Given the company's positive net income, the primary valuation metric is the Price-to-Earnings (P/E) ratio. The trailing P/E ratio is 16.12, while the forward P/E is 11.29, suggesting the market expects earnings growth. The PEG ratio is exceptionally low at 0.028, indicating the stock may be undervalued relative to its growth prospects, though this figure should be interpreted with caution. Peer comparison data (industry averages) is not available in the provided inputs for a direct valuation context.
PE
16.1x
Latest Quarter
vs. Historical
High-End
5-Year PE Range -23x~31x
vs. Industry Avg
N/A
Industry PE ~N/A*
EV/EBITDA
8.5x
Enterprise Value Multiple
Investment Risk Disclosure
NFG's primary risks stem from its sector exposure and financial metrics. As an integrated energy company, its performance is inherently tied to volatile natural gas prices and broader energy market cycles, which can impact revenue and margins despite recent strong growth. The company's low current ratio of 0.44 raises questions about short-term liquidity and its ability to cover immediate obligations, though this is partially mitigated by positive operating cash flow. Furthermore, the stock's technical position near its 52-week high, combined with a high short ratio of 5.61, indicates the potential for increased selling pressure or a price correction if the bullish momentum falters. The lack of broad analyst coverage (only 2 analysts) adds an element of informational risk, making it harder to gauge consensus expectations and increasing reliance on company-specific disclosures.
FAQ
Key risks include sector volatility tied to natural gas prices, the stock's technical position near its 52-week high which could lead to a pullback, and a relatively weak current ratio of 0.44 indicating potential liquidity constraints. Additionally, the high short ratio of 5.61 signals significant bearish sentiment among some traders, which could amplify selling pressure.
The 12-month outlook is mixed. The base case (50% probability) sees consolidation within a range of $85 to $97, aligning with current valuation support and resistance. The bull case (30%) targets $97 to $105 on continued strong execution, while the bear case (20%) could see a retreat to $70 to $85 if sector headwinds or a growth slowdown materialize.
Based on provided metrics, NFG appears reasonably valued to slightly undervalued. The forward P/E ratio of 11.29 is low, and the exceptionally low PEG ratio of 0.028 suggests the market is not fully pricing in growth expectations. However, the price-to-sales ratio of 3.67 and the stock trading near its 52-week high provide a counterbalance, indicating the market has recognized recent improvements.
NFG shows strong fundamentals, including a 27.9% net income margin and a forward P/E of 11.3, suggesting it is not overvalued.

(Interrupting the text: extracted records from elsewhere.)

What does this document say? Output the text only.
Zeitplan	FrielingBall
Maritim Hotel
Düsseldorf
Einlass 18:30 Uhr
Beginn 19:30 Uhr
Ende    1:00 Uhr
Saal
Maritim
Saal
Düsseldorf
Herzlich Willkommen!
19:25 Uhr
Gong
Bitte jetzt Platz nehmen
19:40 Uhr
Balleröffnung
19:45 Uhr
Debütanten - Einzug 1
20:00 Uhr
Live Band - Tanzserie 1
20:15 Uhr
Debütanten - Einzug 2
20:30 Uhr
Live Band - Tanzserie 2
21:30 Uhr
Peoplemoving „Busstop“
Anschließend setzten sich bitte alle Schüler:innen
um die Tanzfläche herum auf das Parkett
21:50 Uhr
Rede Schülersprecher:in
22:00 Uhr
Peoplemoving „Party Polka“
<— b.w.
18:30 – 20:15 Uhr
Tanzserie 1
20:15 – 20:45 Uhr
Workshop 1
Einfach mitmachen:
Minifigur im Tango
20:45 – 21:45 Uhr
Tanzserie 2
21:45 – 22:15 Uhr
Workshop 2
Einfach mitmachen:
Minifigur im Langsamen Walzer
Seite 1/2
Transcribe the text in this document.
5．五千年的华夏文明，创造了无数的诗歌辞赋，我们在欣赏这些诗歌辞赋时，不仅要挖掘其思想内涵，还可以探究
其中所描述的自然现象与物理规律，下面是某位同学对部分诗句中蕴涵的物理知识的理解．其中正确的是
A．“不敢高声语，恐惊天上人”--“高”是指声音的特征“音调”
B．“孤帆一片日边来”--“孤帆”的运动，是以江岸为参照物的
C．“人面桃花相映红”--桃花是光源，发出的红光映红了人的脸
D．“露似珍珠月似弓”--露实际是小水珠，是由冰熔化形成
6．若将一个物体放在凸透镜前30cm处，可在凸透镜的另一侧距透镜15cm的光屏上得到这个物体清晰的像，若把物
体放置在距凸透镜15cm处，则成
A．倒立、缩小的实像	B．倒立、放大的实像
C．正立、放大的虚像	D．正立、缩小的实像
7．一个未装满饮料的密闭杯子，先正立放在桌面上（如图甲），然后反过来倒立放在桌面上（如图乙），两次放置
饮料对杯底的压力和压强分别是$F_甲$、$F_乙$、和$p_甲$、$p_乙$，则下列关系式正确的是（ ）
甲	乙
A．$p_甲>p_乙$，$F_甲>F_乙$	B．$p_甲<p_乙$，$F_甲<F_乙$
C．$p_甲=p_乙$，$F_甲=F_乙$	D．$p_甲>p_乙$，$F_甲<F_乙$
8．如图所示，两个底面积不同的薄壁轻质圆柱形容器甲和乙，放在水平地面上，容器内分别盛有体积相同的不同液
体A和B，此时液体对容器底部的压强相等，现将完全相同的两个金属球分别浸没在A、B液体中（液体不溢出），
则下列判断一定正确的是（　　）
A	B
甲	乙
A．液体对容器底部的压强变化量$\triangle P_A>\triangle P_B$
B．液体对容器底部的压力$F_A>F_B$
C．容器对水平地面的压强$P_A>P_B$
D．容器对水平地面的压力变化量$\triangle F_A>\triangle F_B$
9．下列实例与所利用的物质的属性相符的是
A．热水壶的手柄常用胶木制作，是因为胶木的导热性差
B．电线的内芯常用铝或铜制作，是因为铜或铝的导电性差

However, with the stock price near its 52-week high of $97.06, the immediate upside may be limited. A 'Hold' rating is more appropriate until a more attractive entry point emerges or a new bullish catalyst is confirmed.
NFG is more suitable for a long-term investment horizon. Its integrated business model, dividend (2.25% yield), and solid ROE of 16.8% support a buy-and-hold strategy. The current technical overbought conditions and sector cyclicality make it less ideal for short-term trading, as it may experience volatility without a clear near-term catalyst for further breakout.